Why were they hurting her? Catherine wondered. She was only trying to help the boy. "Sie verstehen nicht, ich hab` versucht zu helfen," she told the soldiers.

"Do you think they care if you were only trying to help? You are such a naďve fool." An old hag of a woman appeared from behind the soldiers. Her voice was poison, her cold stare like hellfire, and she seemed to radiate pure evil and malice. She lifted one bony arm and shook her finger in Catherine's face. "You shouldn't be so far away from America, girl. Now you'll pay the price for your idiocy." The old crone issued one order to the soldiers. "Tötet sie, tötet sie ALLE."

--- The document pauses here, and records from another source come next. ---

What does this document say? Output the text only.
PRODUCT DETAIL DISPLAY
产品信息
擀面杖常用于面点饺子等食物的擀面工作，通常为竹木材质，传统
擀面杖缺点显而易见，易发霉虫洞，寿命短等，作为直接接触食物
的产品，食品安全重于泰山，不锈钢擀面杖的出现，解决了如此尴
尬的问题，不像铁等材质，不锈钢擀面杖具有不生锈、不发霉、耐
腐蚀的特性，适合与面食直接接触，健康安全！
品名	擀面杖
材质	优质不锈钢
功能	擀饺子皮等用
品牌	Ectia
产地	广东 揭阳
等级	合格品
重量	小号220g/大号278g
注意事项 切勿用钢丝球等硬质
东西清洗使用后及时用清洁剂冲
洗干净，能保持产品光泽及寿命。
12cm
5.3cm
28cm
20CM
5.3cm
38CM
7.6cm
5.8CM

Those that were on there knees were now dead, laying in their own blood. The echo of gunfire could still be heard. Admist all the chaos the little boy shivered. Merciless the old woman stepped in front of the boy, pulled out a Luger, and aimed it at his head.

"Mami," the young child whispered.

"NO!" Catherine screamed. She struggled against the soldiers, but she could do nothing. She watched, helpless, as the old hag pulled the trigger, ending the boy's life.

"Let that be a lesson to you, Catherine Parker. No one can hope to challenge the Centre. Be grateful I did not take your life as well." The threat in the old woman's voice was clear, and the next mistake Catherine made could be her very last. But there were worst things than death. And Catherine Parker would discover that all too soon.

The soldiers holding Catherine dropped her. Then they beat her bloody, hating her for her easygoing American lifestyle and what they perceived as Western Imperialism, hated her because of her beauty, and so they continued to mar her radiance, and then they left her, bruised and broken, surrounded by death. Catherine Parker welcomed the darkness that soon engulfed her.